Narragansett, RI: A Seaside Destination You Won’t Want to Leave

Narragansett, RI: A Seaside Destination You Won’t Want to Leave
Surfers in Narragonsett

Visitors have been flocking to Narragansett, Rhode Island, since America’s Gilded Age. The community’s iconic stone Towers from that time, which remind one of a castle’s towers, span Ocean Road and represent the town’s welcoming appeal. The Town’s Welcome Center can be found in one of the turrets.

Ocean Road is a constant companion. The west passage of Narragansett bay, which flows into the Atlantic, is visible as you drive along it. You will find many restaurants along the route, most of them family-owned, which offer delicious food and the local flavor. Narragansett is a resort town that has a homey charm.

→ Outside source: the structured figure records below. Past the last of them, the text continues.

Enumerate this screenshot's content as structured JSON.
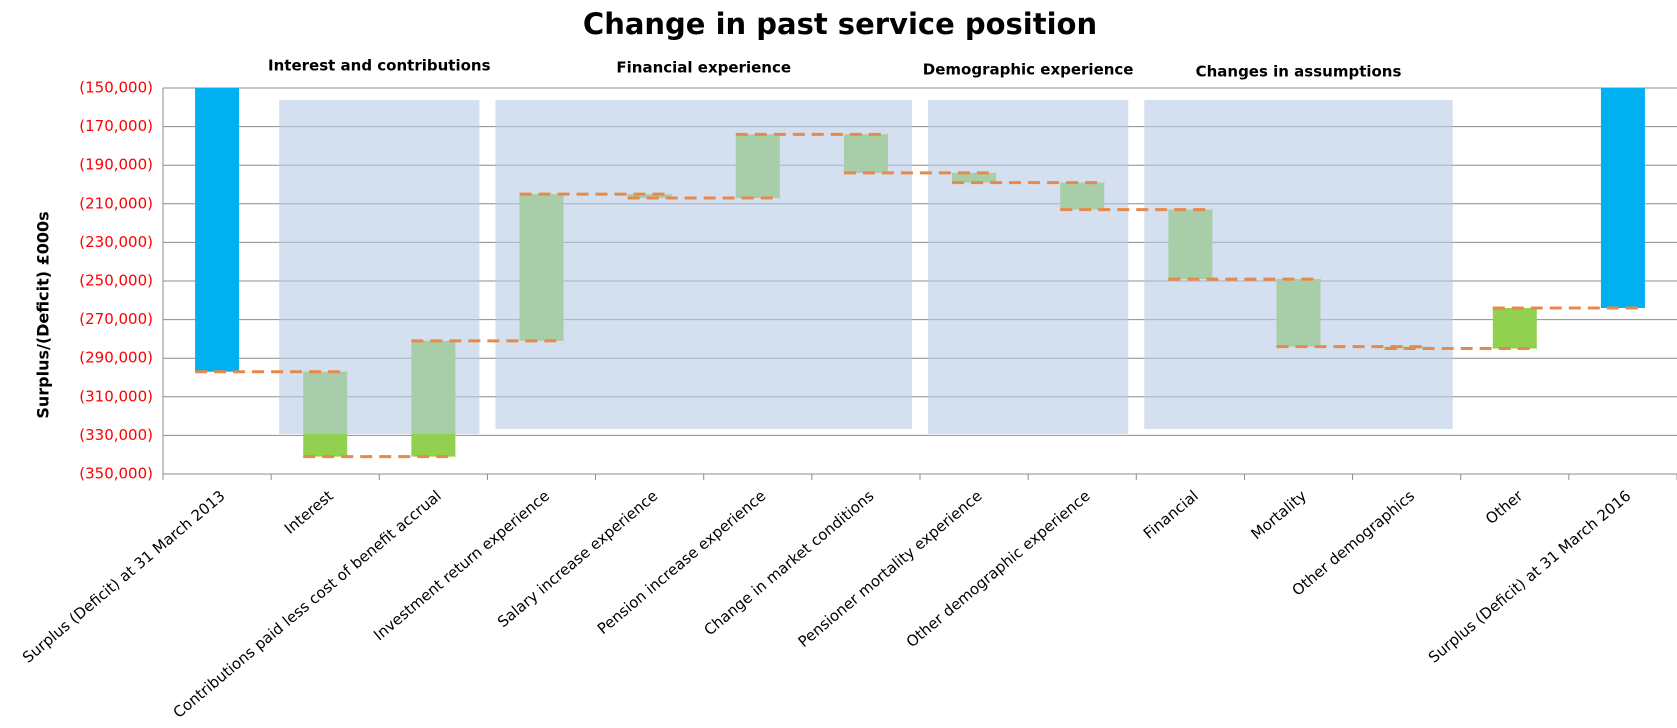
{
  "chart_data": {
    "type": "waterfall",
    "title": "Change in past service position",
    "y_label": "Surplus/(Deficit)  £000s",
    "categories": [
      "Surplus (Deficit) at 31 March 2013",
      "Interest",
      "Contributions paid less cost of benefit accrual",
      "Investment return experience",
      "Salary increase experience",
      "Pension increase experience",
      "Change in market conditions",
      "Pensioner mortality experience",
      "Other demographic experience",
      "Financial",
      "Mortality",
      "Other demographics",
      "Other",
      "Surplus (Deficit) at 31 March 2016"
    ],
    "values": [
      -297000,
      -44000,
      60000,
      76000,
      -2000,
      33000,
      -20000,
      -5000,
      -14000,
      -36000,
      -35000,
      -1000,
      21000,
      -264000
    ],
    "total_color": "#00b0f0",
    "change_color": "#92d050",
    "connector_color": "#e8894a",
    "group_color": "#b8cce4",
    "groups": [
      {
        "label": "Interest and contributions",
        "from": 1,
        "to": 2
      },
      {
        "label": "Financial experience",
        "from": 3,
        "to": 6
      },
      {
        "label": "Demographic experience",
        "from": 7,
        "to": 8
      },
      {
        "label": "Changes in assumptions",
        "from": 9,
        "to": 11
      }
    ],
    "ylim": [
      -350000,
      -150000
    ],
    "yticks": [
      {
        "value": -150000,
        "label": "(150,000)"
      },
      {
        "value": -170000,
        "label": "(170,000)"
      },
      {
        "value": -190000,
        "label": "(190,000)"
      },
      {
        "value": -210000,
        "label": "(210,000)"
      },
      {
        "value": -230000,
        "label": "(230,000)"
      },
      {
        "value": -250000,
        "label": "(250,000)"
      },
      {
        "value": -270000,
        "label": "(270,000)"
      },
      {
        "value": -290000,
        "label": "(290,000)"
      },
      {
        "value": -310000,
        "label": "(310,000)"
      },
      {
        "value": -330000,
        "label": "(330,000)"
      },
      {
        "value": -350000,
        "label": "(350,000)"
      }
    ],
    "grid": true
  }
}
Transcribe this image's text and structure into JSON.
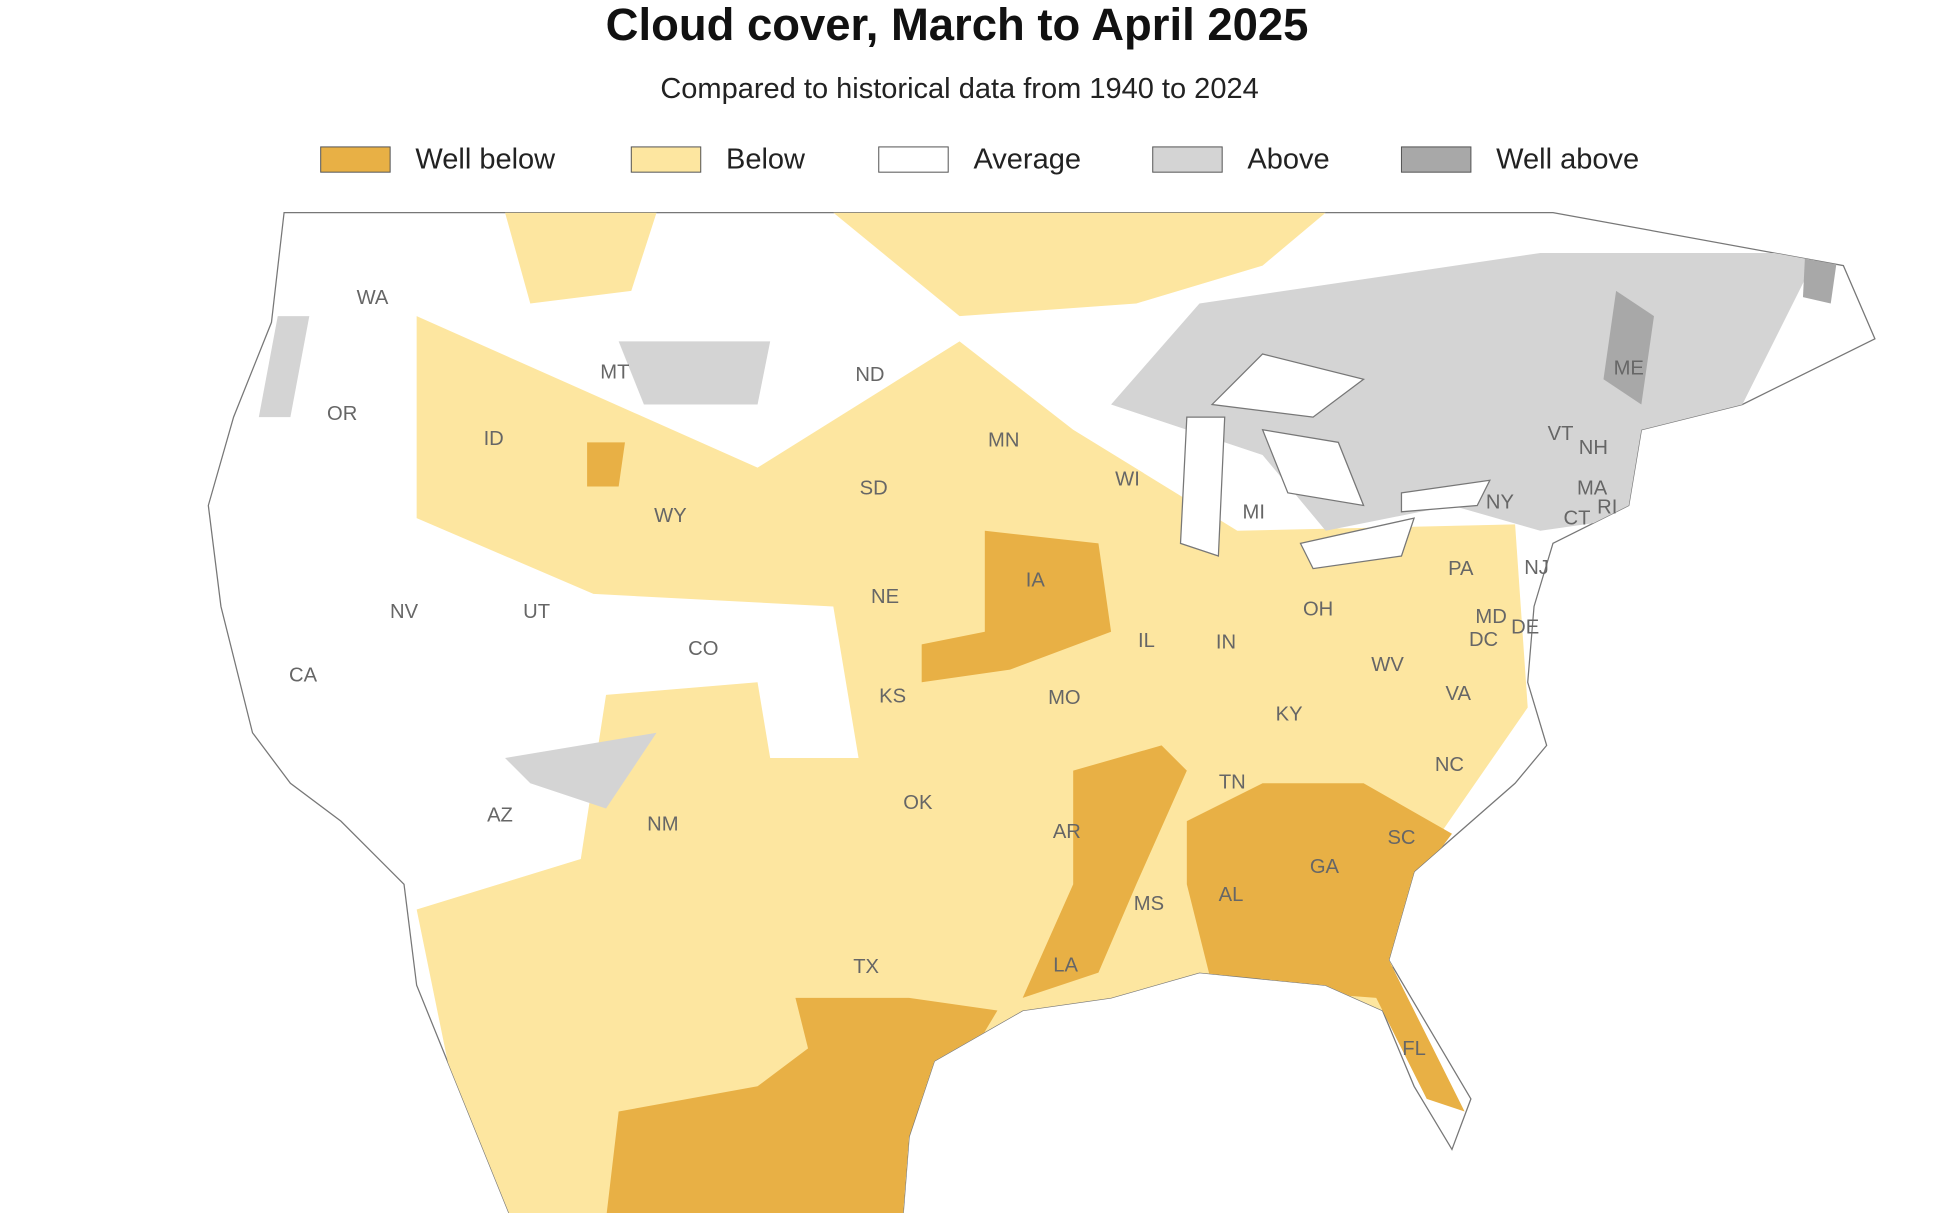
{
  "header": {
    "title": "Cloud cover, March to April 2025",
    "subtitle": "Compared to historical data from 1940 to 2024"
  },
  "legend": [
    {
      "label": "Well below",
      "color": "#e8b045"
    },
    {
      "label": "Below",
      "color": "#fde6a0"
    },
    {
      "label": "Average",
      "color": "#ffffff"
    },
    {
      "label": "Above",
      "color": "#d4d4d4"
    },
    {
      "label": "Well above",
      "color": "#a8a8a8"
    }
  ],
  "states": [
    "WA",
    "OR",
    "CA",
    "NV",
    "ID",
    "MT",
    "WY",
    "UT",
    "AZ",
    "CO",
    "NM",
    "ND",
    "SD",
    "NE",
    "KS",
    "OK",
    "TX",
    "MN",
    "IA",
    "MO",
    "AR",
    "LA",
    "WI",
    "IL",
    "MI",
    "IN",
    "OH",
    "KY",
    "TN",
    "MS",
    "AL",
    "GA",
    "FL",
    "SC",
    "NC",
    "VA",
    "WV",
    "PA",
    "NY",
    "VT",
    "NH",
    "ME",
    "MA",
    "CT",
    "RI",
    "NJ",
    "DE",
    "MD",
    "DC"
  ]
}
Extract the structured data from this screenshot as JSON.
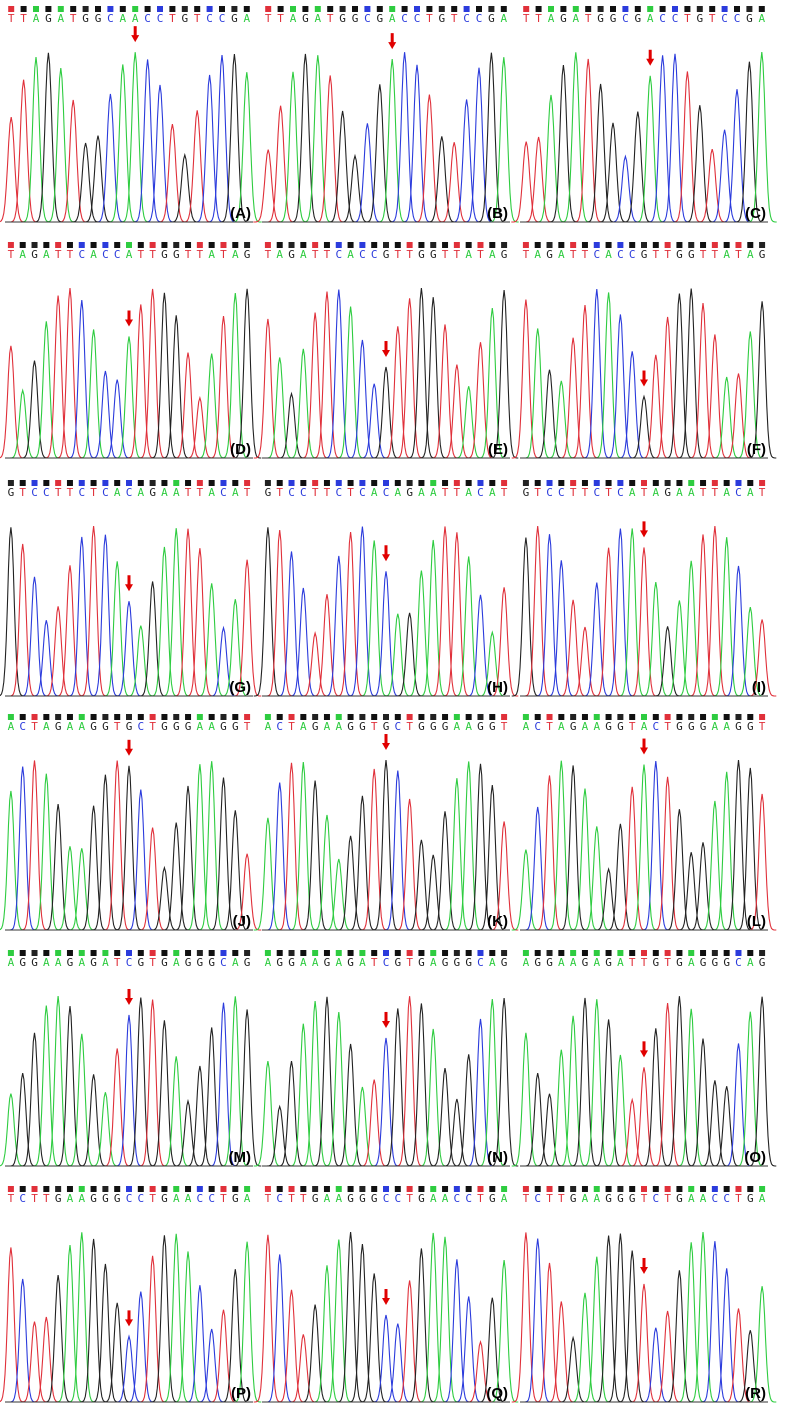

Galilee’s picturesque fishing village is home to George’s and Champlin’s, which serve clam cakes, chowder, and the famous Point Judith calamari. All this within the sound of Point Judith Light’s foghorn. Monahan’s Clam Shack is further north. Here, the line for fried lobsters (get the whole belly) and lobster rolls often trails down towards the nearby fishing pier. The restaurant is open to the public and offers a million-dollar views of the bay with Newport Bridge in the distance. Twin Willows is a friendly burger-and bar that can be found in the north end Narragansett. You can eat in, but you can also order the generous Bill Burgers or Mert Burgers outside for a stunning view of the ocean.

narragansett seawall
narragansett Lighthouse
narragansett surfers

These are just a few of the places where budget-friendly meets family friendly, in seaside settings such as the ones that the Gilded Age group paid a fortune for. Everyone can enjoy it in Narragansett.

Spain Restaurant, also family-owned, offers upscale dining on Ocean Road. Chair 5 is a restaurant located within The Break, Narragansett’s only boutique hotel. For a breathtaking bird’s eye view, head upstairs to The Rooftop. You can also enjoy Italian food, another Rhode Island favorite, just a few blocks away from the beach at Arturo Joe’s or, in Narragansett’s historic Boon Street district, PJ’s pub.

The Coast Guard House Restaurant is located right next to the Towers, perched at the edge on the rocky shore. You can enjoy lunch and a glass wine from their knowledgeable sommelier. Stay for a late-night specialty cocktail and a moonlight meal. You will be able to hear the beat of the town and the surfers calling almost every day.

This is the heart of Narragansett, or the Pier as it’s known locally. Narragansett’s iconic seawall for everyone is on one side. This promenade, which is open all year, attracts both morning joggers as well as evening saunters. The Town Beach is a sandy town square that hosts summer movie night for kids and fireworks, punctuated by the Rhode Island Philharmonic’s annual surfing concert in July. It is just beyond it that you will find the Narrow River. This river, despite its name can be used by kayak, paddleboard, and boat enthusiasts.

Cross the street to find specialty shops like Nana’s Ice Cream or Gelato Cafe. It’s one of many Narragansett spots that proudly serves homemade ice cream, just like Brickley’s in Brickley’s North End.

Just a few steps away, you’ll find a village green with a gazebo that hosts local bands in the summer and sing-alongs. Grab a lawn chair, and you’re good to go. Don’t be surprised to find yourself joining other children of all ages on grassy dance floors, the beat of the waves just steps away.